For the Bank of England’s Mark Carney today was not his day as inflation once again lifted to 0.3% m/m and 3.1% y/y (3.0% exp), which in turn meant that being above the 2% inflation target he was obliged to write a letter to the Chancellor of the Exchequer to explain why it’s so high. In the modern age with all in the information that seems somewhat silly, but the reality is that Brexit has put pressure on prices just before Christmas and while normally a high interest rate in recent times has been attractive to trades, in this case it was certainly not. One thing that is not clear is if inflation will continue to keep pressure on the UK economy, as most of it was prescribed to falls in the exchange rate in recent times. However, since the exchange rate has recovered and has moved to be more stable. I believe that inflation will likely taper off, unless we see some disastrous Brexit news in the short term. It’s also likely that if inflation does persist, an interest rate hike will certainly be on the cards in the near future.

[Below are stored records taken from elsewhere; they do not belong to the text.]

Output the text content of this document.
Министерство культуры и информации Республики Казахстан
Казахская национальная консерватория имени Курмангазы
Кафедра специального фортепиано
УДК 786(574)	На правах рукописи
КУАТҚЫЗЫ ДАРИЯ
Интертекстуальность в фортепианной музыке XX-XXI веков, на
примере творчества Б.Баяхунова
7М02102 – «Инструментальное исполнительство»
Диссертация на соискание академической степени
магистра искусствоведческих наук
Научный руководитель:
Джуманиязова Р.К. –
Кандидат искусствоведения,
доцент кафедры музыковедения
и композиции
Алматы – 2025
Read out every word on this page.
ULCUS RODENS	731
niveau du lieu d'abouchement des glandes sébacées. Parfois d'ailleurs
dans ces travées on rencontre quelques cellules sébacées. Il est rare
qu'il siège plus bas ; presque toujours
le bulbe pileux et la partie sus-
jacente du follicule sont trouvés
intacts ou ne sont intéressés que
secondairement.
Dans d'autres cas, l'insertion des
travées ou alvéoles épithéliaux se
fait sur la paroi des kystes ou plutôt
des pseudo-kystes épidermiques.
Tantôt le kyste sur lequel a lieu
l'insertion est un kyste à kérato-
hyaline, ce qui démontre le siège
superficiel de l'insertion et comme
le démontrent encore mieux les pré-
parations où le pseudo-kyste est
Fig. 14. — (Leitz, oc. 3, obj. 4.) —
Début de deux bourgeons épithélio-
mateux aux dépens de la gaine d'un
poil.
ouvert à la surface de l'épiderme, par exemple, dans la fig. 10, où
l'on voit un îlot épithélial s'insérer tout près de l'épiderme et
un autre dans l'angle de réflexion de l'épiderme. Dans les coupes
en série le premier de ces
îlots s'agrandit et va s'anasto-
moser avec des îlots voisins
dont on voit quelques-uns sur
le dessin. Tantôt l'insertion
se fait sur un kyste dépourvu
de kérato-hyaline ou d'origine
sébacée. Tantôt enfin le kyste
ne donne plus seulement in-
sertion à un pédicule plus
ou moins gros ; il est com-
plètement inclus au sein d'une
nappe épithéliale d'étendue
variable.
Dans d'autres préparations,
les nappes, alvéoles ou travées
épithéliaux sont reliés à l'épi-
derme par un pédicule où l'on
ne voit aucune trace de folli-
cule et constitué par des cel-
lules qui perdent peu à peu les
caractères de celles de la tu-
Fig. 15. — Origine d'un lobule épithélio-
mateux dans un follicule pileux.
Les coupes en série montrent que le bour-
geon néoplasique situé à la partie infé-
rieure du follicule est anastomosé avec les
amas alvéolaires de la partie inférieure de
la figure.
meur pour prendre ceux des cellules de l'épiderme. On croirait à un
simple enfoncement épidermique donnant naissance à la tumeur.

For the GBPUSD it has been a simple slide back lower and this marks the third straight day of losses after so much enthusiasm for the Brexit deal – which David has seemingly commented on not being law causing feathers to ruffle in Brussels. If we are to see further falls then my eyes would be on the key support levels at 1.3256 and 1.3220 which will be a key area; namely because of the 200 day moving average charging up the charts but also the bullish trend line which is also in place. This key level would build a strong case for the bulls to fight back if there were many left in the market. In the event that we do tick back upwards off some positive news and renewed optimism in the pound, then 1.3393 and 1.3438 are going to be the first major levels of interest to trades on the rise.
Some other positive news has been the Tax bill, with murmurings out of the Senate that revisions have been made and could in theory rush through and get on the president’s desk by Christmas. This would be a big surprise if it turned up in the coming week, as expectations are that it would take some time. One clear winner of all of this though has been the S&P500 which continues to climb up the charts and is making new ground.
So far resistance levels are looking like the usual candidates, with psychological levels at 2675 and 2700 likely to be the pausing points at present. Support can also be found around 2652 and 2631, but the bears are very scarce when it comes to pressure on the S&P500 at present – especially with the tax bill in tow. It’s easy to say that equity markets could be overvalued, but at the present time the markets seem keen to keep on pushing.